介護職の給料と介護報酬の関係

介護職の給与は、当然、介護事業所の収入の中から支払われます。働いている介護事業所が、介護保険サービスの提供を主体としている場合には、介護事業所の収入の主な部分は介護報酬となります。

介護報酬とは、介護事業所による施設の利用者への介護サービスの提供に対して支払われる報酬のことで、利用者が介護サービス料の1〜3割を支払い、残りを国費で賄っています。
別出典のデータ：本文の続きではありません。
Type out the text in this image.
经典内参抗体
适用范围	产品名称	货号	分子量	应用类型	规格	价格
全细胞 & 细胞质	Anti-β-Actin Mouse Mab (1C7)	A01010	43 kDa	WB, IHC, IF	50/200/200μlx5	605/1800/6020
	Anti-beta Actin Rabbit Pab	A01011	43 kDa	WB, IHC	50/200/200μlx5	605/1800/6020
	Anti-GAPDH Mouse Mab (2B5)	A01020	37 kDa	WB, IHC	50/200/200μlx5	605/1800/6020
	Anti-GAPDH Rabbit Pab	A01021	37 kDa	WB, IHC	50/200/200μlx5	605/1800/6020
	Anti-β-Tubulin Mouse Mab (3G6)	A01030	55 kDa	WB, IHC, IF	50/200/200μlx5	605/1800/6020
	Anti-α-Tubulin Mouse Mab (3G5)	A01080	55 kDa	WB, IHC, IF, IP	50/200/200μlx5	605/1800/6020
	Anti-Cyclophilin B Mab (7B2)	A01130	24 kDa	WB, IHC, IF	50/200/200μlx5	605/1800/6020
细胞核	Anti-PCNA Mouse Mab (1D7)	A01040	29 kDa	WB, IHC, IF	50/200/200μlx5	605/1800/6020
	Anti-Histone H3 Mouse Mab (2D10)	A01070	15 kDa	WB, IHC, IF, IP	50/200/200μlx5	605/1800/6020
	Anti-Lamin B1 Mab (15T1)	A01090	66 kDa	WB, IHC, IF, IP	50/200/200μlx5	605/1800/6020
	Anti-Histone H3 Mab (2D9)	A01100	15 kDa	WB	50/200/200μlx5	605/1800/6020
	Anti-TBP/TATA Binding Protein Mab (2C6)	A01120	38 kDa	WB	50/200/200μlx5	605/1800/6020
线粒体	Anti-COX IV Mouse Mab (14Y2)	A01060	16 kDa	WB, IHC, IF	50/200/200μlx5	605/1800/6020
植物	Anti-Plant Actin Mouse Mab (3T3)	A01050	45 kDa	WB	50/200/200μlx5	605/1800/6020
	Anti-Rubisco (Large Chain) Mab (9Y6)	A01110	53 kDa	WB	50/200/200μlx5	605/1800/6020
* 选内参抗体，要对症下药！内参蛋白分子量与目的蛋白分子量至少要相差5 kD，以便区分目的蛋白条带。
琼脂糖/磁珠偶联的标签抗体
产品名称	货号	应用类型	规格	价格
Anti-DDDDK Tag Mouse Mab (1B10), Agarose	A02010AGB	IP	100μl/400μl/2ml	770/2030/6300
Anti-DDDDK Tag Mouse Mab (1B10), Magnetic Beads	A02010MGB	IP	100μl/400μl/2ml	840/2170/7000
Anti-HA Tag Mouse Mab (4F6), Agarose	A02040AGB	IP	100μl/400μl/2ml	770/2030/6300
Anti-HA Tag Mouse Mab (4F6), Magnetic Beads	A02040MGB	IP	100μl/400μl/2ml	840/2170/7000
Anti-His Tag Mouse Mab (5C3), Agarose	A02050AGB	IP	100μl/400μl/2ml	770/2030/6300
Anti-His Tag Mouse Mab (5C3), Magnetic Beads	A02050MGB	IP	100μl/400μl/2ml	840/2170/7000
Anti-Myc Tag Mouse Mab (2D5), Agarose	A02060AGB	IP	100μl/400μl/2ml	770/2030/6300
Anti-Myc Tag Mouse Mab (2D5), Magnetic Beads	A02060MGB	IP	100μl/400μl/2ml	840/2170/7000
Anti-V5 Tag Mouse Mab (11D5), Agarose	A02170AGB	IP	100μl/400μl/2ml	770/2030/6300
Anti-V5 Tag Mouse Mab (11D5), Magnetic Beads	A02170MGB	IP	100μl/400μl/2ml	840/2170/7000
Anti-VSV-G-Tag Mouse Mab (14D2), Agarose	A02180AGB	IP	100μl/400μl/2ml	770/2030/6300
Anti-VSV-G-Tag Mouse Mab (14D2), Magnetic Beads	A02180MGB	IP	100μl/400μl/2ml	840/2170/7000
そのため、介護保険を適用した介護サービスにおいての介護報酬は、介護保険制度によって決められており、介護事務所が独自の報酬額を設定することはできません。
なお、介護報酬は、国の財政状況や高齢化の進行具合によって、その都度、金額が変更されています。特に、最近では、介護報酬の金額が下降傾向にある上に、法律によって介護サービスの利用者あたりの介護職員の数も定められており、人件費の負担も大きくなりつつあります。
これらの要因で、介護事務所が利益を出すことは容易ではなく、介護サービスの効率化、諸経費の削減、介護施設としての利用者を定められた収容人数にどれだけ近づけられるかが求められるようになっています。

しかしながら、介護事務所の企業努力だけでは、いかんともし難いのが現状です。
その上、介護職員は、無資格や未経験でも働くことができ、常に人手不足の状況にあるため、給与が高くなくても介護職への新規の就職希望者は減らないため、給料が上がりにくい状態になっています。そのため、アルバイトやパートといった非正規雇用の従業員が多く、介護業界全体の平均収入が上がらないという問題があります。